The WPI is followed to get the MySQL database and other components installed, the opening of the Joomla setup webpage is as far as is needed to go.
Adding the Website
A copy of the public_html files were restored to the emptied C:\inetpub\wwwroot folder so it can be run by the IIS default website,
To get the SQL database restored easily I used HeidiSQL, this is a great alternative to the go to MySQL Workbench CE, especially as I faced incompatibility issues with SQL version numbers and kept receiving “Bad Handshake” errors when connecting with Workbench.
In HeidiSQL, log in via the credentials entered during the initial Joomla setup. Create a new database in the left hand pane and name it the same as the backed up database.
Then with the database highlighted, choose File > Load SQL File, select the backup .sql file and open, when prompted choose to run immediately. The table structure and data will now import to the database.
Next was to create a user for the website to connect to the database, in Tools > User Manager, add a new user and give it access to Global Privileges.

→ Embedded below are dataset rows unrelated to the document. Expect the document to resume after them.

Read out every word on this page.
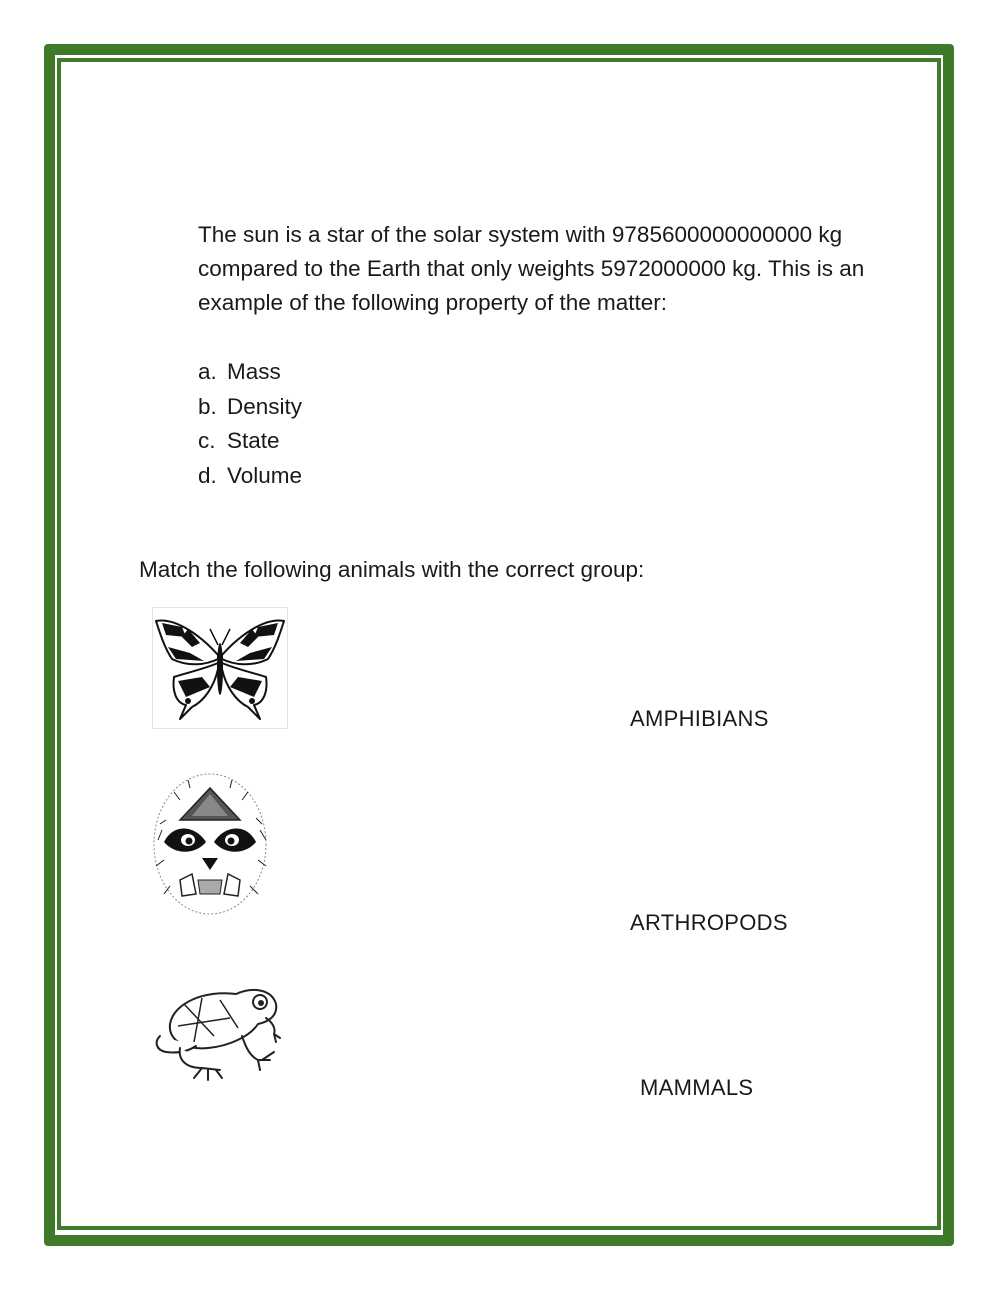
The sun is a star of the solar system with 9785600000000000 kg compared to the Earth that only weights 5972000000 kg. This is an example of the following property of the matter:

a. Mass
b. Density
c. State
d. Volume

Match the following animals with the correct group:

AMPHIBIANS

ARTHROPODS

MAMMALS
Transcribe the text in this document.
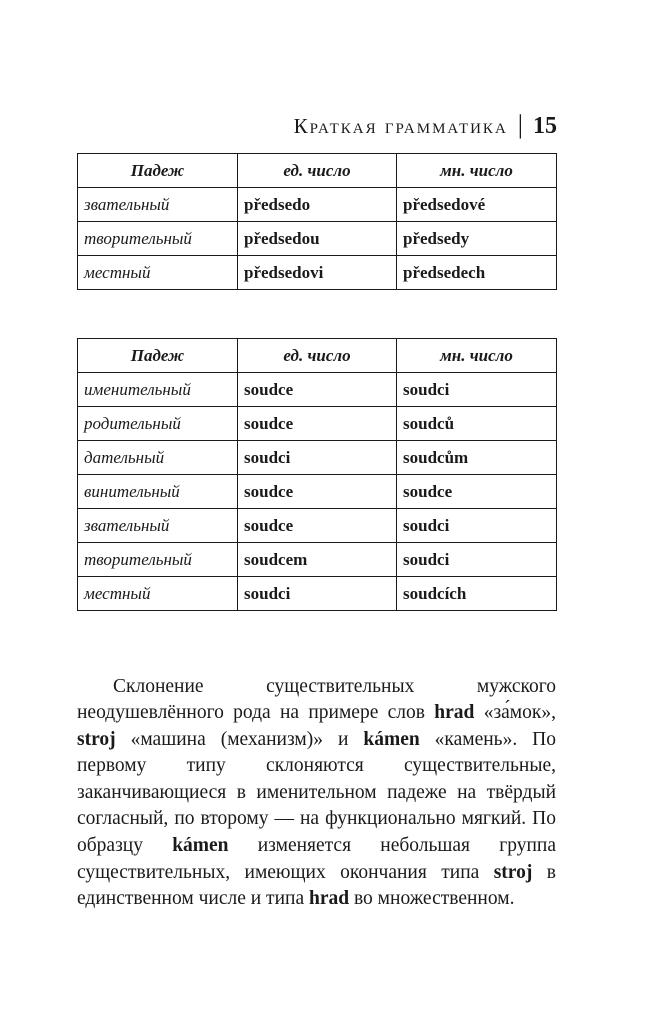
Краткая грамматика | 15
Падеж	ед. число	мн. число
звательный	předsedo	předsedové
творительный	předsedou	předsedy
местный	předsedovi	předsedech
Падеж	ед. число	мн. число
именительный	soudce	soudci
родительный	soudce	soudců
дательный	soudci	soudcům
винительный	soudce	soudce
звательный	soudce	soudci
творительный	soudcem	soudci
местный	soudci	soudcích

Склонение существительных мужского неодушевлённого рода на примере слов hrad «за́мок», stroj «машина (механизм)» и kámen «камень». По первому типу склоняются существительные, заканчивающиеся в именительном падеже на твёрдый согласный, по второму — на функционально мягкий. По образцу kámen изменяется небольшая группа существительных, имеющих окончания типа stroj в единственном числе и типа hrad во множественном.
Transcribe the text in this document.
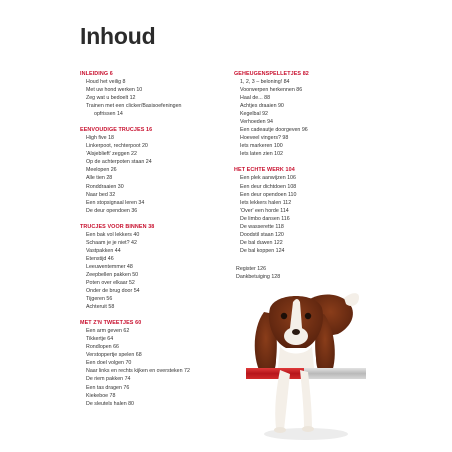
Inhoud
INLEIDING 6
Houd het veilig 8
Met uw hond werken 10
Zeg wat u bedoelt 12
Trainen met een clicker/Basisoefeningen
opfrissen 14
EENVOUDIGE TRUCJES 16
High five 18
Linkerpoot, rechterpoot 20
'Alsjeblieft' zeggen 22
Op de achterpoten staan 24
Meelopen 26
Alle tien 28
Ronddraaien 30
Naar bed 32
Een stopsignaal leren 34
De deur opendoen 36
TRUCJES VOOR BINNEN 38
Een bak vol lekkers 40
Schaam je je niet? 42
Vastpakken 44
Etenstijd 46
Leeuwentemmer 48
Zeepbellen pakken 50
Poten over elkaar 52
Onder de brug door 54
Tijgeren 56
Achteruit 58
MET Z'N TWEETJES 60
Een arm geven 62
Tikkertje 64
Rondlopen 66
Verstoppertje spelen 68
Een doel volgen 70
Naar links en rechts kijken en oversteken 72
De riem pakken 74
Een tas dragen 76
Kiekeboe 78
De sleutels halen 80
GEHEUGENSPELLETJES 82
1, 2, 3 – beloning! 84
Voorwerpen herkennen 86
Haal de... 88
Achtjes draaien 90
Kegelbal 92
Verhoeden 94
Een cadeautje doorgeven 96
Hoeveel vingers? 98
Iets markeren 100
Iets laten zien 102
HET ECHTE WERK 104
Een plek aanwijzen 106
Een deur dichtdoen 108
Een deur opendoen 110
Iets lekkers halen 112
'Over' een horde 114
De limbo dansen 116
De wasserette 118
Doodstil staan 120
De bal duwen 122
De bal koppen 124
Register 126
Dankbetuiging 128
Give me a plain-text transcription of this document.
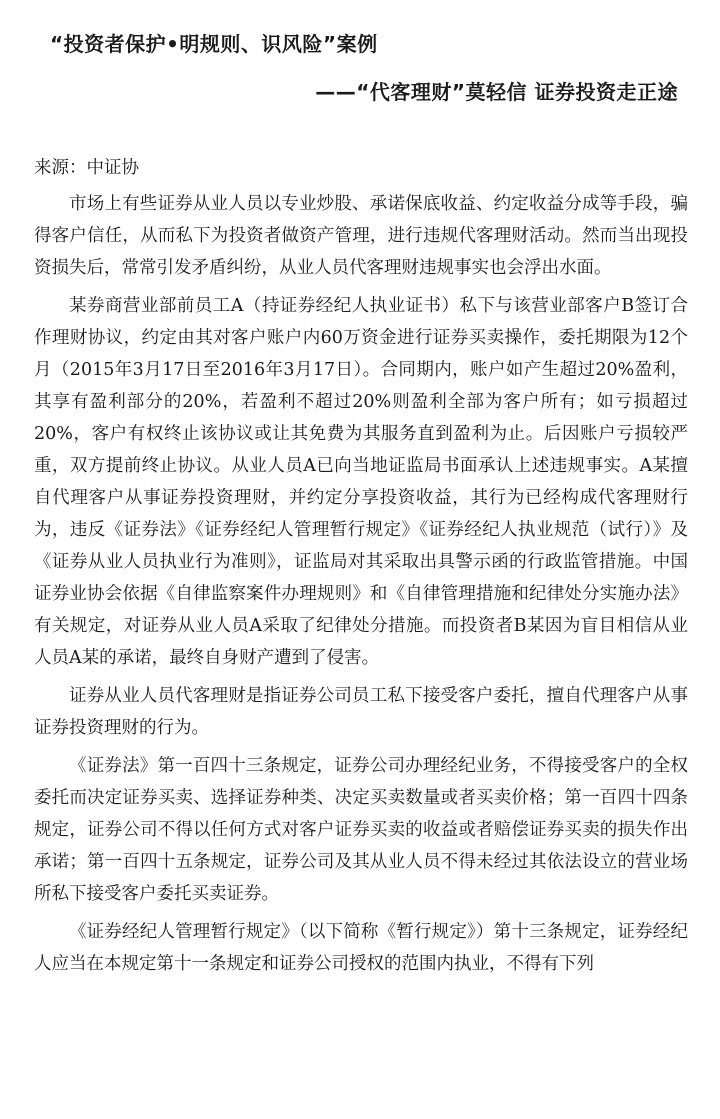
“投资者保护•明规则、识风险”案例
——“代客理财”莫轻信 证券投资走正途

来源：中证协

市场上有些证券从业人员以专业炒股、承诺保底收益、约定收益分成等手段，骗得客户信任，从而私下为投资者做资产管理，进行违规代客理财活动。然而当出现投资损失后，常常引发矛盾纠纷，从业人员代客理财违规事实也会浮出水面。

某券商营业部前员工A（持证券经纪人执业证书）私下与该营业部客户B签订合作理财协议，约定由其对客户账户内60万资金进行证券买卖操作，委托期限为12个月（2015年3月17日至2016年3月17日）。合同期内，账户如产生超过20%盈利，其享有盈利部分的20%，若盈利不超过20%则盈利全部为客户所有；如亏损超过20%，客户有权终止该协议或让其免费为其服务直到盈利为止。后因账户亏损较严重，双方提前终止协议。从业人员A已向当地证监局书面承认上述违规事实。A某擅自代理客户从事证券投资理财，并约定分享投资收益，其行为已经构成代客理财行为，违反《证券法》《证券经纪人管理暂行规定》《证券经纪人执业规范（试行）》及《证券从业人员执业行为准则》，证监局对其采取出具警示函的行政监管措施。中国证券业协会依据《自律监察案件办理规则》和《自律管理措施和纪律处分实施办法》有关规定，对证券从业人员A采取了纪律处分措施。而投资者B某因为盲目相信从业人员A某的承诺，最终自身财产遭到了侵害。

证券从业人员代客理财是指证券公司员工私下接受客户委托，擅自代理客户从事证券投资理财的行为。

《证券法》第一百四十三条规定，证券公司办理经纪业务，不得接受客户的全权委托而决定证券买卖、选择证券种类、决定买卖数量或者买卖价格；第一百四十四条规定，证券公司不得以任何方式对客户证券买卖的收益或者赔偿证券买卖的损失作出承诺；第一百四十五条规定，证券公司及其从业人员不得未经过其依法设立的营业场所私下接受客户委托买卖证券。

《证券经纪人管理暂行规定》（以下简称《暂行规定》）第十三条规定，证券经纪人应当在本规定第十一条规定和证券公司授权的范围内执业，不得有下列
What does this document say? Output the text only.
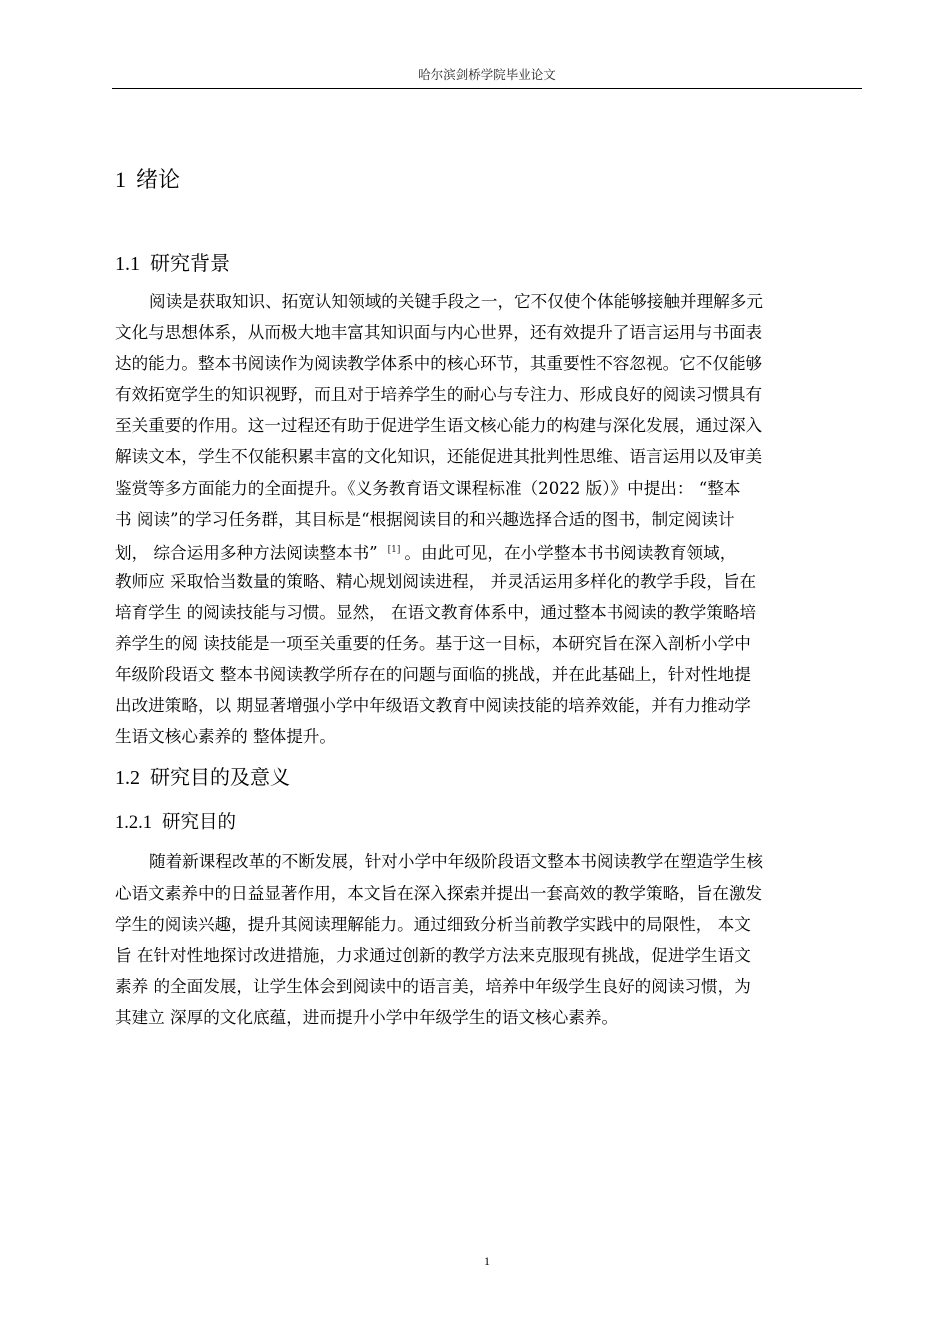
哈尔滨剑桥学院毕业论文
1 绪论
1.1 研究背景

阅读是获取知识、拓宽认知领域的关键手段之一，它不仅使个体能够接触并理解多元
文化与思想体系，从而极大地丰富其知识面与内心世界，还有效提升了语言运用与书面表
达的能力。整本书阅读作为阅读教学体系中的核心环节，其重要性不容忽视。它不仅能够
有效拓宽学生的知识视野，而且对于培养学生的耐心与专注力、形成良好的阅读习惯具有
至关重要的作用。这一过程还有助于促进学生语文核心能力的构建与深化发展，通过深入
解读文本，学生不仅能积累丰富的文化知识，还能促进其批判性思维、语言运用以及审美
鉴赏等多方面能力的全面提升。《义务教育语文课程标准（2022 版）》中提出： “整本
书 阅读”的学习任务群，其目标是“根据阅读目的和兴趣选择合适的图书，制定阅读计
划， 综合运用多种方法阅读整本书” [1] 。由此可见，在小学整本书书阅读教育领域，
教师应 采取恰当数量的策略、精心规划阅读进程， 并灵活运用多样化的教学手段，旨在
培育学生 的阅读技能与习惯。显然， 在语文教育体系中，通过整本书阅读的教学策略培
养学生的阅 读技能是一项至关重要的任务。基于这一目标，本研究旨在深入剖析小学中
年级阶段语文 整本书阅读教学所存在的问题与面临的挑战，并在此基础上，针对性地提
出改进策略，以 期显著增强小学中年级语文教育中阅读技能的培养效能，并有力推动学
生语文核心素养的 整体提升。

1.2 研究目的及意义
1.2.1 研究目的

随着新课程改革的不断发展，针对小学中年级阶段语文整本书阅读教学在塑造学生核
心语文素养中的日益显著作用，本文旨在深入探索并提出一套高效的教学策略，旨在激发
学生的阅读兴趣，提升其阅读理解能力。通过细致分析当前教学实践中的局限性， 本文
旨 在针对性地探讨改进措施，力求通过创新的教学方法来克服现有挑战，促进学生语文
素养 的全面发展，让学生体会到阅读中的语言美，培养中年级学生良好的阅读习惯，为
其建立 深厚的文化底蕴，进而提升小学中年级学生的语文核心素养。

1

With the fundimentals now in place, the last step is to reconfigure the Joomla site so it connects to the newly restored database.
In Joomla, the database connection settings are stored in configuration.php located on in the root folder. Open this file in a text editor and amend the $user and $password fields to match the user created in HeidiSQL.
As in this instance the MySQL server and web server are on the same machine, $host can be changed to ‘localhost’
Now is the moment of truth, open a web browser on the server and navigate to http://localhost , deep breath encouraged.
To my surprise it was actually there, and visibly intact. While the issue is not solved I at least know that I still have something to work with, and can continue working out what went wrong.
This also confirmed that it was indeed a permissions issue on the live web server, but without access to this it was time to raise a support ticket with the web space provider.
Turns out from raising the support ticket the suspicions of an exploit reigned true. The website was blocked from the web by the provider as it was reported for being involved in a phishing attack, and it would have been nice to be notified of this!
A quick clean and a lot of patching later the site is now unblocked and back online.